The Court finds that the facts do not favor the Court exercising supplemental jurisdiction over the state law claims in this case. The Court has only preliminarily considered the merits of Plaintiffs' state law claims in its previous screening orders, ECF Nos. 5, 8, 14, so there is little judicial economy that would be hindered by dismissing these claims. Plaintiffs' state law claims are hereby DISMISSED WITHOUT PREJUDICE.
V. ORDER
For the foregoing reasons, IT IS HEREBY ORDERED that:
1. Defendants' motion to dismiss Ms. Wang's claim for violation of the Due Process Clause of the 14th Amendment (Claim 1) is GRANTED WITHOUT LEAVE TO AMEND. 2. Defendants' motion to dismiss Ms. Wang's claim for violation of the Equal Protection Clause of the 14th Amendment (Claim 2) is GRANTED WITHOUT LEAVE TO AMEND. 3. Defendants' motion to dismiss Ms. Wang's claim for “violation of civil rights, Bill of Rights, deprivation of civil rights under color of law” (Claim 4) is GRANTED WITHOUT LEAVE TO AMEND. 4. Defendants' motion to dismiss Ms.

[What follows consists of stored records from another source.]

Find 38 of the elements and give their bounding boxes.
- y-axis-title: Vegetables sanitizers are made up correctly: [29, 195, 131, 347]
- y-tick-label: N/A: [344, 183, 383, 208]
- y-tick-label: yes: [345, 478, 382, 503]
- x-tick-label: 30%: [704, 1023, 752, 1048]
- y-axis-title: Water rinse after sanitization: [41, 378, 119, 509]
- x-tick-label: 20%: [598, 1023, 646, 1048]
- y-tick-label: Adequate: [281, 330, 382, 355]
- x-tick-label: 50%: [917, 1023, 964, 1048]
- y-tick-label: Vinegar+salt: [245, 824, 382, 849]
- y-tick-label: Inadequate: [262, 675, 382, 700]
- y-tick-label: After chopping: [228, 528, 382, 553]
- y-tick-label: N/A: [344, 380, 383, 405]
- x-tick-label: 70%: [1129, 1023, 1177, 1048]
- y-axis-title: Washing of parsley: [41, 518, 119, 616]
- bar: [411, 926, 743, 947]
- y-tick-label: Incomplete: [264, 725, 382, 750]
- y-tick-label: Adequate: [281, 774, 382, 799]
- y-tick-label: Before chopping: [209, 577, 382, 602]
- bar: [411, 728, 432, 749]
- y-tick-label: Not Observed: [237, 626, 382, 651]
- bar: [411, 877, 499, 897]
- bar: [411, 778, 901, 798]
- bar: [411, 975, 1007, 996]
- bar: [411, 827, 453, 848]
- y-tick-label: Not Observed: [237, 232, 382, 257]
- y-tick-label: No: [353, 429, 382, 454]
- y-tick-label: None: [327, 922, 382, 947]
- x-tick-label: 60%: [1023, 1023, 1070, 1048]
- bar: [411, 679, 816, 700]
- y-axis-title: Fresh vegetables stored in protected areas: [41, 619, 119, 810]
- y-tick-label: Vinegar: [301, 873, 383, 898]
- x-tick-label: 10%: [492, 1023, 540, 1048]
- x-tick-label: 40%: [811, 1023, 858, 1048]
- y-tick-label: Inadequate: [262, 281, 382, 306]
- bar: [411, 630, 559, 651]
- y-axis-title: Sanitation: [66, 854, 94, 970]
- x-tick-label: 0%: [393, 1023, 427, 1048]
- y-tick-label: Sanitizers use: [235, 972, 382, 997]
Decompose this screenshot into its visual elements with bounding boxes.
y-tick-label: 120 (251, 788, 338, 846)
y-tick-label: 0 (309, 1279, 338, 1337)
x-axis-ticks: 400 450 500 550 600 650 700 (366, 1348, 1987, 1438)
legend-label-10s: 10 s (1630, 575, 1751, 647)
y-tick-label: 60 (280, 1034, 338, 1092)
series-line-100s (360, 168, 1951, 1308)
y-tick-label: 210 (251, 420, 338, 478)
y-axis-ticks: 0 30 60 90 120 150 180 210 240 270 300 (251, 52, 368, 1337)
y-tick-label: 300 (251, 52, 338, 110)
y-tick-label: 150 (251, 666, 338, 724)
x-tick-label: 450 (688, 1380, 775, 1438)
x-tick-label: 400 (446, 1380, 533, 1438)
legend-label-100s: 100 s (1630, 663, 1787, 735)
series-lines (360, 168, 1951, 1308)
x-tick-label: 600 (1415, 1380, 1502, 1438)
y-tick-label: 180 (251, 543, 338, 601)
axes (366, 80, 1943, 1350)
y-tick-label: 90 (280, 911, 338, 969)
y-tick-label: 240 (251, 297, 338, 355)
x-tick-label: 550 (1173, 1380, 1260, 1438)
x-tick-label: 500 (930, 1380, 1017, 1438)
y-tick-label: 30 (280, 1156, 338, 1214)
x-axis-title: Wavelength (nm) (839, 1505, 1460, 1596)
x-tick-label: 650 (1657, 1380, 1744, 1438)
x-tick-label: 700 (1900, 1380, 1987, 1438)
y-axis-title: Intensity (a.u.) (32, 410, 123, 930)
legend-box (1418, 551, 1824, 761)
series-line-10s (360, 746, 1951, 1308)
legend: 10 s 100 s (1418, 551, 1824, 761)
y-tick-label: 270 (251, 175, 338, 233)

Wang's claim for “violations of bar on ex post facto 22 laws” under the federal constitution (Claim 5) is GRANTED WITHOUT LEAVE TO AMEND. 5. Defendants' motion to dismiss Ms. Wang's claim for violation of the prohibition against bills of attainder under the federal constitution (Claim 6) is GRANTED WITHOUT LEAVE TO AMEND. 6. Defendants' motion to dismiss Ms. Wang's claim for “violation of the 5th Amendment” (Claim 8) is GRANTED WITHOUT LEAVE TO AMEND. 7. The Court DECLINES to exercise supplemental jurisdiction over Ms. Wang's state law claims. Those claims are DISMISSED WITHOUT PREJUDICE to refiling in state court.